Il piano per la Maxi-holding, messo nero su bianco da una primaria banca d'affari, prevede uno schema semplice e imperniato su un intervento diretto del Governo che, c'è chi ipotizza addirittura per legge (magari prevedendo anche un sistema di incentivi), potrebbe spingere gli enti locali a conferire in una newco le quote di controllo detenute nelle ex municipalizzate. Il progetto, ricostruito dal Sole 24 Ore, prevederebbe sì l'aggregazione tra le singole società ma anche la creazione di una holding quotata in Borsa che farà capo al nuovo gruppo. In questo modo, i Comuni potranno giocare la partita in prima persona, evitando personalismi a livello manageriale mentre la holding, svincolata da logiche di campanilismo, sarà caratterizzata da una governance snella con un capo azienda di standing internazionale e una quota pubblica di massimo il 30%. Il resto del capitale verrebbe destinato a terzi nel contesto di un'operazione market-friendly con lo sbarco a Piazza Affari e il possibile ingresso di un operatore infrastrutturale come F2i.

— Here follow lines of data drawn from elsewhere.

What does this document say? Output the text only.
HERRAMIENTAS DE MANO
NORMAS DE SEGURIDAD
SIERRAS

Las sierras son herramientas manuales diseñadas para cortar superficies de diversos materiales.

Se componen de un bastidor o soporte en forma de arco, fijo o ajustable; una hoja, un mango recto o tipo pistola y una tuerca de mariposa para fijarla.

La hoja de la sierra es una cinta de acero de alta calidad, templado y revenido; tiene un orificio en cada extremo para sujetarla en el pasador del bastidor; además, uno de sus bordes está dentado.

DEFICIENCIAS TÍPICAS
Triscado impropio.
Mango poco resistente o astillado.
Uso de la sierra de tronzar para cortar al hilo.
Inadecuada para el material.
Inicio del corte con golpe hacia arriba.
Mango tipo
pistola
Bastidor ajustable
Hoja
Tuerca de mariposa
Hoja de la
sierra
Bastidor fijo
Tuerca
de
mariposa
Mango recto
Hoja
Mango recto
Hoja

I Comuni, inoltre, potrebbero fare cassa vendendo le quote in eccesso nella newco che oggi, in Borsa, farebbe capo a un colosso (unendo le capitalizzazioni di A2A, Iren, Hera, Acea, Acegas e Ascopiave oltre al valore di Edipower) da circa 8 miliardi. Il nodo resta il debito aggregato che, solo considerando A2A, Iren ed Edipower, sarebbe attorno a 7,5 miliardi a meno di interventi. Al proposito, non è da escludere che A2A, per cui il neopresidente Giuseppe Sala ha definito i prossimi mesi come «un periodo decisivo», possa esaminare un ampio ventaglio di interventi. La partecipazione in Montenegro potrebbe essere oggetto di riflessione visto il potenziale interesse di alcuni operatori europei del settore così come sarà valutata la strategicità delle centrali meno efficienti di Edipower (San Filippo del Mela e Brindisi). Il tutto con un obiettivo che Renato Ravanelli, direttore generale e guida operativa dell'azienda, e Sala hanno ben chiaro: limare l'attuale posizione finanziaria netta che, consolidando Edipower, sfiora 5 miliardi.

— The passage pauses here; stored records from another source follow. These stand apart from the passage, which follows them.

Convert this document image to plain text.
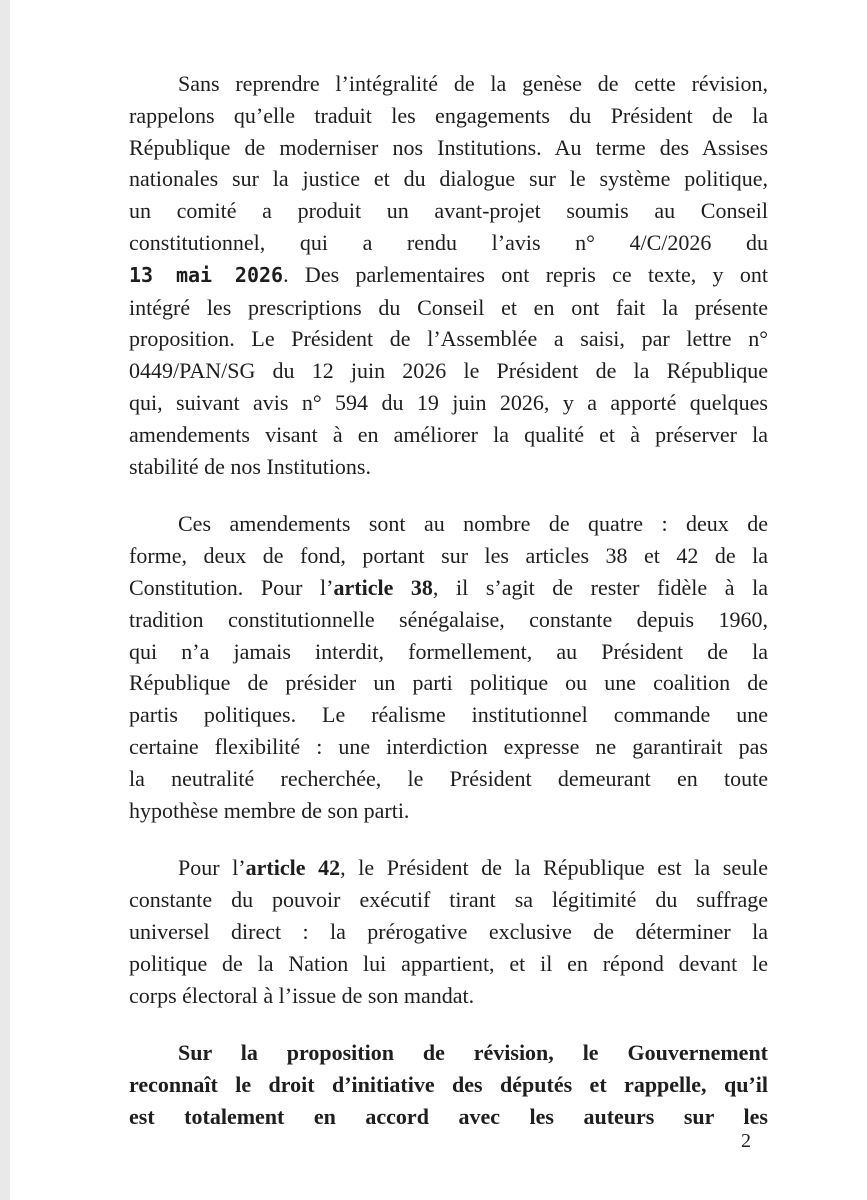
Sans reprendre l’intégralité de la genèse de cette révision,
rappelons qu’elle traduit les engagements du Président de la
République de moderniser nos Institutions. Au terme des Assises
nationales sur la justice et du dialogue sur le système politique,
un comité a produit un avant-projet soumis au Conseil
constitutionnel, qui a rendu l’avis n° 4/C/2026 du
13 mai 2026. Des parlementaires ont repris ce texte, y ont
intégré les prescriptions du Conseil et en ont fait la présente
proposition. Le Président de l’Assemblée a saisi, par lettre n°
0449/PAN/SG du 12 juin 2026 le Président de la République
qui, suivant avis n° 594 du 19 juin 2026, y a apporté quelques
amendements visant à en améliorer la qualité et à préserver la
stabilité de nos Institutions.
Ces amendements sont au nombre de quatre : deux de
forme, deux de fond, portant sur les articles 38 et 42 de la
Constitution. Pour l’article 38, il s’agit de rester fidèle à la
tradition constitutionnelle sénégalaise, constante depuis 1960,
qui n’a jamais interdit, formellement, au Président de la
République de présider un parti politique ou une coalition de
partis politiques. Le réalisme institutionnel commande une
certaine flexibilité : une interdiction expresse ne garantirait pas
la neutralité recherchée, le Président demeurant en toute
hypothèse membre de son parti.
Pour l’article 42, le Président de la République est la seule
constante du pouvoir exécutif tirant sa légitimité du suffrage
universel direct : la prérogative exclusive de déterminer la
politique de la Nation lui appartient, et il en répond devant le
corps électoral à l’issue de son mandat.
Sur la proposition de révision, le Gouvernement
reconnaît le droit d’initiative des députés et rappelle, qu’il
est totalement en accord avec les auteurs sur les
2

Proprio l'abbattimento del debito rappresentava uno dei principali vantaggi garantiti dell'altro piano per la grande multiutility, ovvero la SuperEdipower. Le tecnicalità, tuttavia, inizierebbero a generare qualche perplessità tra gli addetti ai lavori e anche in seno all'amministrazione torinese. Conferire le centrali e il debito a Edipower permetterebbe sì di alleggerire la posizione finanziaria, ma di fatto svuoterebbe le società quotate alle quali resterebbero attività regolate a basso margine e meno appetibili per i soci. In altre parole, la SuperEdipower diventerebbe, osservano alcuni, una Enel 2 che cannibalizzerebbe, specie se quotata in Borsa, le ex municipalizzate.